Amelias Augen lächelten. „Ich begrüße es, wenn die Dinge geregelt sind und wir uns daran machen können, die Herrschaftsfolge zu klären. Dann herrscht wieder Friede in diesem Haus." Mit einer goldenen Spange steckte sie ihr dunkles Haar hoch. „Glaubst du, der Lykaner nimmt das Angebot an?"
„Ich denke schon," sagte Sonia und dachte: „Ich hoffe, dass er bleibt." „Wie lang stellst du dir die Herrschaftszeit vor?"
„Zwölf Jahrhunderte Schlaf, dann sechs Jahrhunderte als Regent, für jeden von uns."
„Ein guter Vorschlag. Ich bin schon gespannt, was die Männer dazu sagen."
„Was wir wozu sagen?"
„Ah, Marcus. Wir haben gerade über eure Regentschaft gesprochen."
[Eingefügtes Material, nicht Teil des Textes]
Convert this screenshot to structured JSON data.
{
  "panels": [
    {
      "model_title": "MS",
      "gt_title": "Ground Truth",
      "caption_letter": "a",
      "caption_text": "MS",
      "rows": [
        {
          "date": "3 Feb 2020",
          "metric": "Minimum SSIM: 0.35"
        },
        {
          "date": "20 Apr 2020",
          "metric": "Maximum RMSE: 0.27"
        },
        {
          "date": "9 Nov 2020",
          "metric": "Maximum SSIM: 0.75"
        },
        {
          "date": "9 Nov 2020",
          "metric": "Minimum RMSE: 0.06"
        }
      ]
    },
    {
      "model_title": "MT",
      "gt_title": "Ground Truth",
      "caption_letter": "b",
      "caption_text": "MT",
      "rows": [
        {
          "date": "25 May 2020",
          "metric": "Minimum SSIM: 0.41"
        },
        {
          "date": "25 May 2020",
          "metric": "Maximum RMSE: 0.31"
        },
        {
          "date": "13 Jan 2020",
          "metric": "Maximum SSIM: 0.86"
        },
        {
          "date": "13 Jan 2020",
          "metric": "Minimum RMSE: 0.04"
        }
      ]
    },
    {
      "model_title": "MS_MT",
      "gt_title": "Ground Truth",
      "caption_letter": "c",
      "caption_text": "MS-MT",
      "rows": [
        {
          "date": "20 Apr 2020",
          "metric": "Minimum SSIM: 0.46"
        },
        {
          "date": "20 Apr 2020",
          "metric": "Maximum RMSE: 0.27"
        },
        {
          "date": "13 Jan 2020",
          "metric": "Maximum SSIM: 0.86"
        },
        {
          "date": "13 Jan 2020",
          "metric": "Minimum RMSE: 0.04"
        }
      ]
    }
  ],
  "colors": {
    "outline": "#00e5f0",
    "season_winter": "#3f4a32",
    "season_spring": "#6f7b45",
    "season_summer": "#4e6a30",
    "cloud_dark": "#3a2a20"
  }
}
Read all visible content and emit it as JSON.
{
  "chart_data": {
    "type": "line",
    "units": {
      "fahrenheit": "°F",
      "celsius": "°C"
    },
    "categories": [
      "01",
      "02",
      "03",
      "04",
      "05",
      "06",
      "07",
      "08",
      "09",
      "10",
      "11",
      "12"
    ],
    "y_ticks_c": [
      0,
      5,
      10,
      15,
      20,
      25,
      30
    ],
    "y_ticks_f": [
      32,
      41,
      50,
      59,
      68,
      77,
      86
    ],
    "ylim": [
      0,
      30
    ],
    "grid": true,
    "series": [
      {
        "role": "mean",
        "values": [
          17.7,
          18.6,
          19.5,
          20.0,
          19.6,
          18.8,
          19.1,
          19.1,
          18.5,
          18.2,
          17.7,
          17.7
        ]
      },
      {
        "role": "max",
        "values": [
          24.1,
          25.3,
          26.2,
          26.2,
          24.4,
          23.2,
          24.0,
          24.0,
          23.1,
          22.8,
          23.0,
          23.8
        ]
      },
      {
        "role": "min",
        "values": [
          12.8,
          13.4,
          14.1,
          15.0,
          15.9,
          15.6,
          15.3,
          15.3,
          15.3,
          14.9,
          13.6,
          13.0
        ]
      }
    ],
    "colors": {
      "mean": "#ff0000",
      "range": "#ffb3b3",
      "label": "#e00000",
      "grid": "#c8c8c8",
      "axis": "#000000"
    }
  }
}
„Ich hörte etwas von sechs Jahrhunderten. Warum nur so kurz?"
„Um keinem von euch die Gelegenheit zu geben, Pläne gegen den anderen zu schmieden."
Marcus verzog das Gesicht: „Warum sollten wir, wenn unsere Regentschaft festgelegt ist?"
In diesem Augenblick öffnete Viktor die Tür: „Wovon sprecht ihr?"
„Von dem immer gleichen Thema," seufzte Amelia.
„Schon wieder," knurrte Viktor.
„Wie lief es bei dir?" versuchte Amelia ihn abzulenken.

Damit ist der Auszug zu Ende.